Sysmex Inostics has already begun to see data indicating the usefulness of liquid biopsy for disease monitoring in other types of cancer. For example, studies of RAS mutations in colorectal cancer have found that the amount of circulating tumor DNA, or the quantity of RAS mutations in a patient’s blood prior to therapy is highly prognostic of both progression-free survival and overall survival, according to Edelstein.
“There is a definite need for a surrogate for tumor tissue to track and monitor patients through therapy,” Edelstein said. “There is a very real need to be able to detect after surgery or after chemotherapy whether there is any residual disease.”
Indeed, the use of liquid biopsies to predict cancer recurrence and to monitor earlier-stage patients for indications of tumors that may be spreading is gaining attention, though the efforts are still largely considered experimental. As a result, the clinical community remains uncertain how to view such technologies for patient care.
Some oncologists see liquid biopsy having the potential to be more effective than other existing methods of testing when it comes to monitoring disease progression.
“I think liquid biopsies look promising as far as unraveling the resistance mechanisms in a way that may ultimately be proven to be better than tissue biopsies,” says Dr. Wafik El-Deiry, a medical oncologist specializing in colorectal cancer and professor of hematology and oncology at Fox Chase Cancer Center in Philadelphia.
El-Deiry believes that liquid biopsies allows oncologists to get a more complete picture of the different types of mutations present in patients.

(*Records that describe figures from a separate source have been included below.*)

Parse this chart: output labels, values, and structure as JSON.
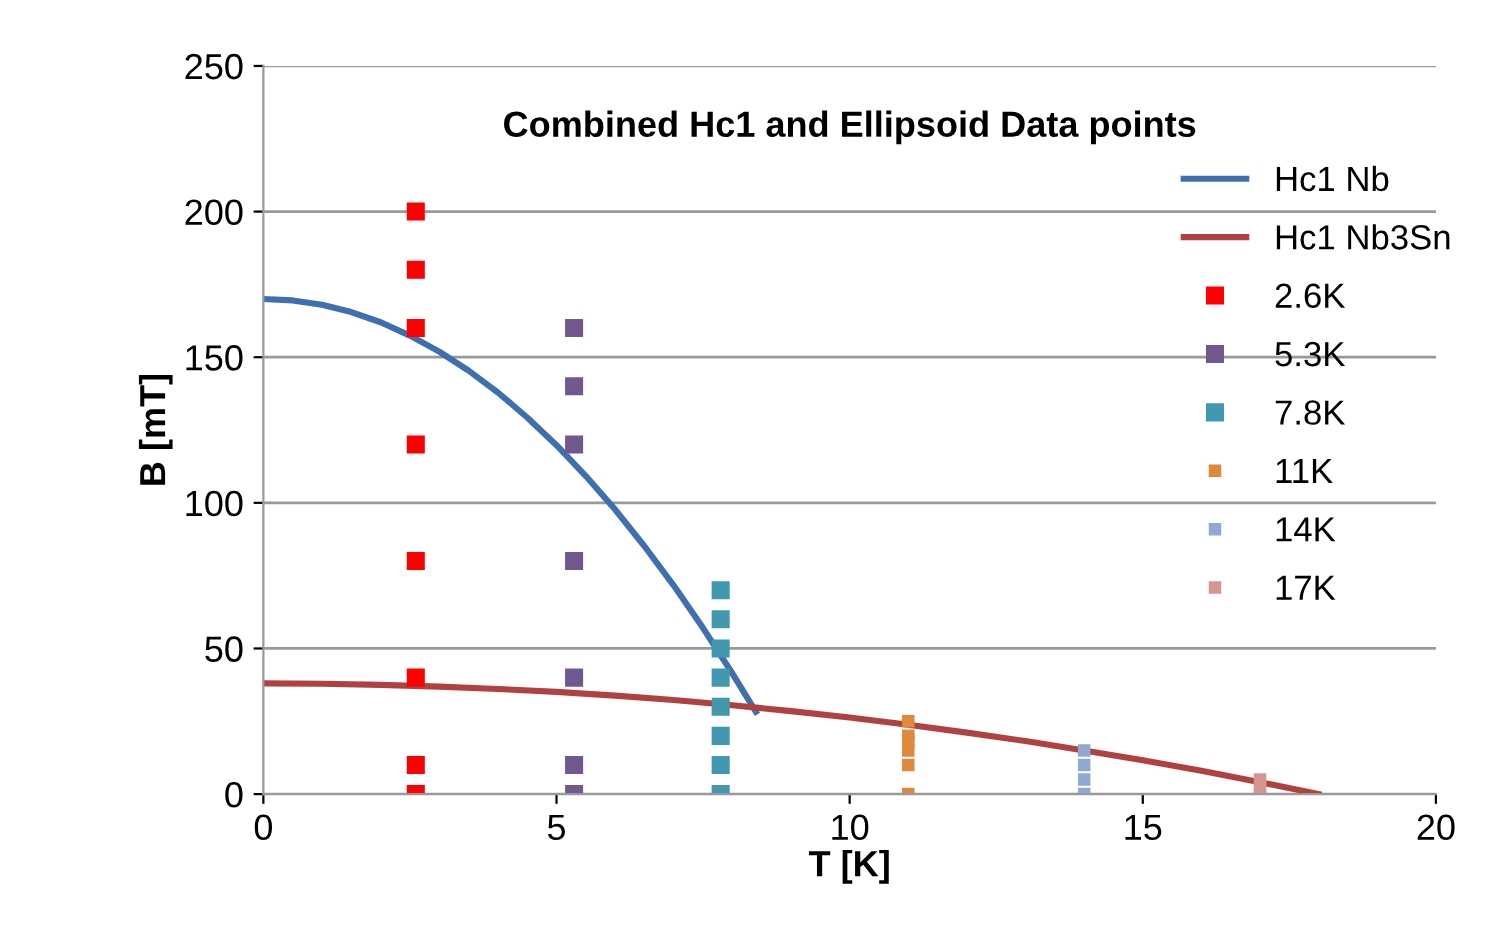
{
  "chart_data": {
    "type": "scatter",
    "title": "Combined Hc1 and Ellipsoid Data points",
    "xlabel": "T [K]",
    "ylabel": "B [mT]",
    "xlim": [
      0,
      20
    ],
    "xticks": [
      0,
      5,
      10,
      15,
      20
    ],
    "ylim": [
      0,
      250
    ],
    "yticks": [
      0,
      50,
      100,
      150,
      200,
      250
    ],
    "grid": "y",
    "legend": "right",
    "series": [
      {
        "name": "Hc1 Nb",
        "type": "line",
        "marker": "none",
        "color": "#3e6fb0",
        "x": [
          0,
          0.5,
          1,
          1.5,
          2,
          2.5,
          3,
          3.5,
          4,
          4.5,
          5,
          5.5,
          6,
          6.5,
          7,
          7.5,
          8,
          8.4
        ],
        "values": [
          170,
          169.5,
          168,
          165.5,
          162,
          157.4,
          151.9,
          145.4,
          137.9,
          129.3,
          119.8,
          109.2,
          97.7,
          85.1,
          71.6,
          57,
          41.4,
          28.3
        ]
      },
      {
        "name": "Hc1 Nb3Sn",
        "type": "line",
        "marker": "none",
        "color": "#b0413e",
        "x": [
          0,
          1,
          2,
          3,
          4,
          5,
          6,
          7,
          8,
          9,
          10,
          11,
          12,
          13,
          14,
          15,
          16,
          17,
          18
        ],
        "values": [
          38,
          37.9,
          37.5,
          36.9,
          36.1,
          35.1,
          33.8,
          32.3,
          30.5,
          28.5,
          26.3,
          23.8,
          21.1,
          18.2,
          15,
          11.6,
          8,
          4.1,
          0
        ]
      },
      {
        "name": "2.6K",
        "marker": "square",
        "color": "#ff0000",
        "x": [
          2.6,
          2.6,
          2.6,
          2.6,
          2.6,
          2.6,
          2.6,
          2.6
        ],
        "values": [
          0,
          10,
          40,
          80,
          120,
          160,
          180,
          200
        ]
      },
      {
        "name": "5.3K",
        "marker": "square",
        "color": "#71588f",
        "x": [
          5.3,
          5.3,
          5.3,
          5.3,
          5.3,
          5.3,
          5.3
        ],
        "values": [
          0,
          10,
          40,
          80,
          120,
          140,
          160
        ]
      },
      {
        "name": "7.8K",
        "marker": "square",
        "color": "#4198af",
        "x": [
          7.8,
          7.8,
          7.8,
          7.8,
          7.8,
          7.8,
          7.8,
          7.8
        ],
        "values": [
          0,
          10,
          20,
          30,
          40,
          50,
          60,
          70
        ]
      },
      {
        "name": "11K",
        "marker": "square",
        "color": "#e0893c",
        "x": [
          11,
          11,
          11,
          11,
          11,
          11
        ],
        "values": [
          0,
          10,
          15,
          18,
          20,
          25
        ]
      },
      {
        "name": "14K",
        "marker": "square",
        "color": "#8fa8d4",
        "x": [
          14,
          14,
          14,
          14
        ],
        "values": [
          0,
          5,
          10,
          15
        ]
      },
      {
        "name": "17K",
        "marker": "square",
        "color": "#d59692",
        "x": [
          17,
          17,
          17
        ],
        "values": [
          0,
          2.5,
          5
        ]
      }
    ]
  }
}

“There is already plenty of evidence from both clinical experience and and published reports that are pointing to this phenomenon where the liquid biopsy allows you to capture sampling from the different metastases and different tumor masses all shedding DNA into the blood,” he said. “Moreover, there is much more of this type of heterogeneity in patients who have been treated. Different parts of the tumor and different tumor metastases may evolve different resistance mechanisms and those can be reflected in the results of the liquid biopsy and may not be detected in the tissue biopsy. I think that’s what we are all realizing.”
Dr. Sumanta Kumar “Monty” Pal, a medical oncologist specializing in kidney, bladder and prostate cancer and codirector of City of Hope’s Kidney Cancer Program, said that he generally only orders liquid biopsies for patients who have already begun treatment.
“Very often there is a set pathway in which I will initially treat patients that wouldn’t necessarily be altered by the result of the liquid biopsy,” Pal said. “On the other hand, the liquid biopsy becomes useful after the patient has progressed beyond standard treatment in identifying new targets. I order it on multiple occasions in acknowledging that patients’ mutations are really dynamic they are not set. If you go through treatment A, B, and C, you can actually see a different liquid biopsy profile emerge that could alter the way in which you are treating the patient.”
Commercially, a handful of firms have also launched, or plan to launch, tests using liquid biopsy technology to monitor patients for early signs of cancer recurrence. They include Cynvenio Biosystems and CellMax Life.